I was able to complete the translation for this challenge in under five minutes, which I'm quite proud of.

#include <string.h>

int f1(char *a, char *b)
{
        // rbp <- a
        // rbx <- b

        int offset;

        // push r12
        // push rbp
        // mov rbp, rdi
        // push rbx
        // mov rbx, rsi
        // call strlen
        // mov rdi, rbx
        // mov r12, rax
        // call strlen
        // sub r12, rax
        offset = strlen(a) - strlen(b);

        // mov rsi, rbx
        // lea rdi, [rbp+0+r12]
        // call strcmp
        // pop rbx
        // test eax, eax
        // pop rbp
        // sete al
        // pop r12
        // ret
        return strcmp(a + offset, b) ? 1 : 0;
}

f is a simple "ends with" predicate function.

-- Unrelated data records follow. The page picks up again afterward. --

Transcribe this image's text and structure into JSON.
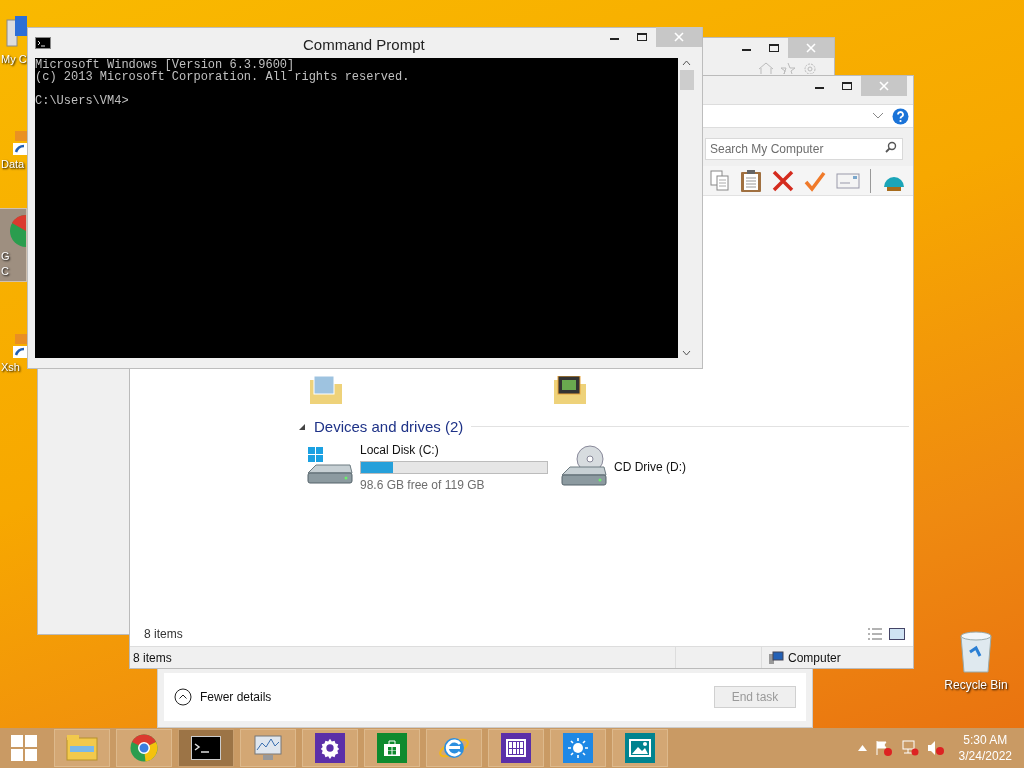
{
  "desktop_icons": [
    {
      "kind": "computer",
      "lines": [
        "My C"
      ],
      "selected": false
    },
    {
      "kind": "shortcut",
      "lines": [
        "Data"
      ],
      "selected": false
    },
    {
      "kind": "chrome",
      "lines": [
        "G",
        "C"
      ],
      "selected": true
    },
    {
      "kind": "shortcut",
      "lines": [
        "Xsh"
      ],
      "selected": false
    }
  ],
  "recycle_bin": {
    "label": "Recycle Bin"
  },
  "command_prompt": {
    "title": "Command Prompt",
    "banner": [
      "Microsoft Windows [Version 6.3.9600]",
      "(c) 2013 Microsoft Corporation. All rights reserved."
    ],
    "prompt": "C:\\Users\\VM4>"
  },
  "explorer": {
    "search": {
      "placeholder": "Search My Computer"
    },
    "group": {
      "label": "Devices and drives (2)",
      "expanded": true
    },
    "drives": [
      {
        "kind": "disk",
        "name": "Local Disk (C:)",
        "level": 0.17,
        "reading": "98.6 GB free of 119 GB"
      },
      {
        "kind": "cd",
        "name": "CD Drive (D:)"
      }
    ],
    "items_count": "8 items",
    "status_bar": {
      "items": "8 items",
      "location": "Computer"
    }
  },
  "task_manager": {
    "details_toggle": "Fewer details",
    "end_task": {
      "label": "End task",
      "disabled": true
    }
  },
  "taskbar": {
    "apps": [
      {
        "kind": "explorer",
        "selected": false
      },
      {
        "kind": "chrome",
        "selected": false
      },
      {
        "kind": "cmd",
        "selected": true
      },
      {
        "kind": "monitor",
        "selected": false
      },
      {
        "kind": "settings",
        "selected": false
      },
      {
        "kind": "store",
        "selected": false
      },
      {
        "kind": "ie",
        "selected": false
      },
      {
        "kind": "calculator",
        "selected": false
      },
      {
        "kind": "weather",
        "selected": false
      },
      {
        "kind": "photos",
        "selected": false
      }
    ],
    "time": "5:30 AM",
    "date": "3/24/2022"
  }
}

It returns 1 if a ends with the substring b.

Challenge #22

I stopped when I got to the // .... I'd figured it out by then, and -Os made the assembly for this quite messy.

int f2(int *a, int b, int *c, int d)
{
        // rcx <- a[b]
        // eax <- d + 1
        // ebp <- c[0]

        int i; // r8
        int j;
        int *cur;

        i = d + 1;
        j = 0;

        while (j < i){
                while (c[j + 1] <= c[0] && j < d)
                        j++;

                cur = &a[i - 1];
                while (*cur-- > c[0]);

                if (j < i) {
                        c[j + 1] ^= *(cur + 1);
                        *cur ^= *(cur + 1);
                        c[j + 1] ^= *cur;
                }
        }

        c[0] ^= *(cur + 1);
        // ...

        return 0;
}

void f1(int *a, int b, int *c, int d)
{
        int ret;

        while (b < d) {
                ret = f2(a, b, c, d);
                f1(a, b, c, ret - 1);
                b = ret + 1;
        }
}

The hint for this challenge is that "[t]his can be tricky, but the algorithm is well known and heavily used almost everywhere," which gave it away once I got to the mess of xor instructions. This is the XOR swap algorithm, extended so that it reverses the contents of a and c.